GraphToxin: Reconstructing Full Unlearned Graphs from Graph Unlearning

Graph unlearning has emerged as a promising solution to comply with "the right to be forgotten" regulations by enabling the removal of sensitive information upon request. However, this solution is not foolproof. The involvement of multiple parties creates new attack surfaces, and residual traces of deleted data can still remain in the unlearned graph neural networks (GNNs). These vulnerabilities can be exploited by attackers to recover the supposedly erased samples, thereby undermining the intended functionality of graph unlearning. In this work, we propose GraphToxin, the first full graph reconstruction attack against graph unlearning. Specifically, we introduce a novel curvature matching module to provide fine-grained guidance for unlearned graph recovery. We demonstrate that GraphToxin can successfully subvert the regulatory guarantees expected from graph unlearning, it can recover not only a deleted individual's information and personal links but also sensitive content from their connections, thereby posing substantially more detrimental threats. Furthermore, we extend GraphToxin to multiple-node removal under both white-box and black-box settings, showcasing its practical feasibility and potential to cause considerable harm. We highlight the necessity of worst-case analysis and propose a systematic evaluation framework to assess attack performance under both random and worst-case node removal scenarios.
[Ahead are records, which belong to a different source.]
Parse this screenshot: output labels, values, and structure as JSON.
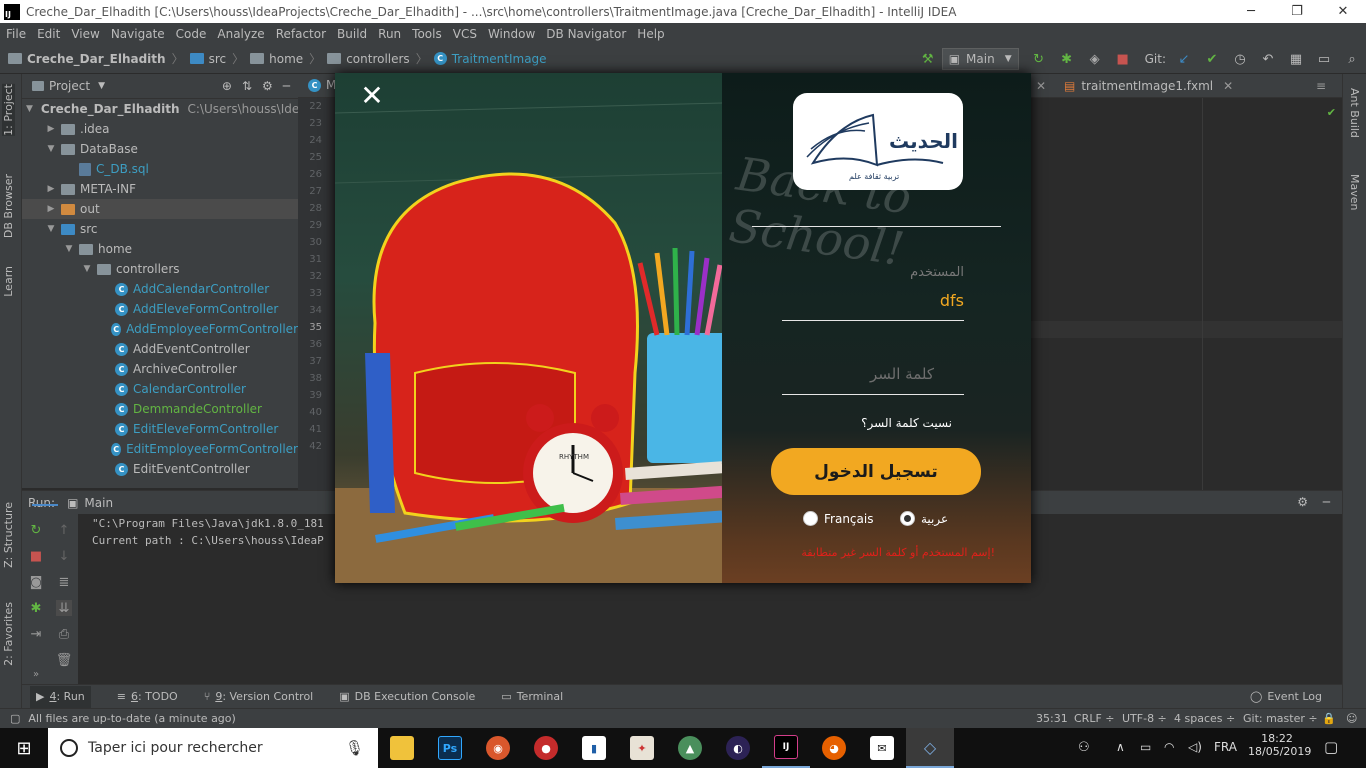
{
  "window": {
    "title": "Creche_Dar_Elhadith [C:\\Users\\houss\\IdeaProjects\\Creche_Dar_Elhadith] - ...\\src\\home\\controllers\\TraitmentImage.java [Creche_Dar_Elhadith] - IntelliJ IDEA",
    "app_icon": "IJ"
  },
  "menu": [
    "File",
    "Edit",
    "View",
    "Navigate",
    "Code",
    "Analyze",
    "Refactor",
    "Build",
    "Run",
    "Tools",
    "VCS",
    "Window",
    "DB Navigator",
    "Help"
  ],
  "breadcrumb": [
    "Creche_Dar_Elhadith",
    "src",
    "home",
    "controllers",
    "TraitmentImage"
  ],
  "toolbar": {
    "run_config": "Main",
    "git_label": "Git:"
  },
  "left_stripe": {
    "project": "1: Project",
    "db_browser": "DB Browser",
    "learn": "Learn",
    "structure": "Z: Structure",
    "favorites": "2: Favorites"
  },
  "right_stripe": {
    "ant": "Ant Build",
    "maven": "Maven"
  },
  "project_panel": {
    "title": "Project",
    "tree": [
      {
        "label": "Creche_Dar_Elhadith",
        "extra": "C:\\Users\\houss\\IdeaPr",
        "depth": 0,
        "open": true,
        "kind": "module"
      },
      {
        "label": ".idea",
        "depth": 1,
        "open": false,
        "kind": "folder"
      },
      {
        "label": "DataBase",
        "depth": 1,
        "open": true,
        "kind": "folder"
      },
      {
        "label": "C_DB.sql",
        "depth": 2,
        "kind": "sql"
      },
      {
        "label": "META-INF",
        "depth": 1,
        "open": false,
        "kind": "folder"
      },
      {
        "label": "out",
        "depth": 1,
        "open": false,
        "kind": "folder-out"
      },
      {
        "label": "src",
        "depth": 1,
        "open": true,
        "kind": "folder"
      },
      {
        "label": "home",
        "depth": 2,
        "open": true,
        "kind": "folder"
      },
      {
        "label": "controllers",
        "depth": 3,
        "open": true,
        "kind": "folder"
      },
      {
        "label": "AddCalendarController",
        "depth": 4,
        "kind": "class-blue"
      },
      {
        "label": "AddEleveFormController",
        "depth": 4,
        "kind": "class-blue"
      },
      {
        "label": "AddEmployeeFormController",
        "depth": 4,
        "kind": "class-blue"
      },
      {
        "label": "AddEventController",
        "depth": 4,
        "kind": "class"
      },
      {
        "label": "ArchiveController",
        "depth": 4,
        "kind": "class"
      },
      {
        "label": "CalendarController",
        "depth": 4,
        "kind": "class-blue"
      },
      {
        "label": "DemmandeController",
        "depth": 4,
        "kind": "class-green"
      },
      {
        "label": "EditEleveFormController",
        "depth": 4,
        "kind": "class-blue"
      },
      {
        "label": "EditEmployeeFormController",
        "depth": 4,
        "kind": "class-blue"
      },
      {
        "label": "EditEventController",
        "depth": 4,
        "kind": "class"
      }
    ]
  },
  "gutter_lines": [
    "22",
    "23",
    "24",
    "25",
    "26",
    "27",
    "28",
    "29",
    "30",
    "31",
    "32",
    "33",
    "34",
    "35",
    "36",
    "37",
    "38",
    "39",
    "40",
    "41",
    "42"
  ],
  "editor_tabs": {
    "left": "M",
    "right": "traitmentImage1.fxml"
  },
  "run_panel": {
    "label": "Run:",
    "tab": "Main",
    "console": [
      "\"C:\\Program Files\\Java\\jdk1.8.0_181",
      "Current path : C:\\Users\\houss\\IdeaP"
    ]
  },
  "tool_tabs": [
    {
      "key": "4",
      "label": ": Run",
      "glyph": "▶"
    },
    {
      "key": "6",
      "label": ": TODO",
      "glyph": "≡"
    },
    {
      "key": "9",
      "label": ": Version Control",
      "glyph": "⑂"
    },
    {
      "key": "",
      "label": "DB Execution Console",
      "glyph": "▣"
    },
    {
      "key": "",
      "label": "Terminal",
      "glyph": "▭"
    }
  ],
  "event_log": "Event Log",
  "status": {
    "message": "All files are up-to-date (a minute ago)",
    "position": "35:31",
    "line_sep": "CRLF ÷",
    "encoding": "UTF-8 ÷",
    "indent": "4 spaces ÷",
    "git": "Git: master ÷"
  },
  "taskbar": {
    "search_placeholder": "Taper ici pour rechercher",
    "lang": "FRA",
    "time": "18:22",
    "date": "18/05/2019"
  },
  "login": {
    "logo_title": "الحديث",
    "logo_tagline": "تربية ثقافة علم",
    "username_label": "المستخدم",
    "username_value": "dfs",
    "password_placeholder": "كلمة السر",
    "forgot_link": "نسيت كلمة السر؟",
    "login_button": "تسجيل الدخول",
    "lang_fr": "Français",
    "lang_ar": "عربية",
    "selected_lang": "عربية",
    "error": "إسم المستخدم أو كلمة السر غير متطابقة!",
    "chalk_text": "Back to School!",
    "clock_brand": "RHYTHM"
  },
  "colors": {
    "accent_button": "#f2a821",
    "error": "#e0201a",
    "class_blue": "#3d9ec2",
    "class_green": "#62b543"
  }
}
Our extensive experiments demonstrate the effectiveness and flexibility of GraphToxin. Notably, existing defense mechanisms are largely ineffective against this attack or even amplify its performance in some cases. Given the severe privacy risks posed by GraphToxin, our work underscores the urgent need for more effective and robust defenses.

Key Contributions

First full graph reconstruction attack against graph unlearning, recovering deleted nodes, personal links, and sensitive data from connections
Novel curvature matching module providing fine-grained structural guidance for unlearned graph recovery
Systematic worst-case evaluation framework assessing attack performance under both random and adversarial node removal scenarios; demonstrates existing defenses are ineffective or counterproductive

🛡️ Threat Analysis

Model Inversion Attack

GraphToxin is a training data reconstruction attack: an adversary exploits residual traces in unlearned GNNs to recover supposedly deleted nodes, personal links, and sensitive graph data. This satisfies the ML03 adversary test — an attacker is actively reconstructing private training data from a model. The paper explicitly attacks graph unlearning methods by showing that erased data can be recovered, which per the machine unlearning decision tree maps directly to ML03.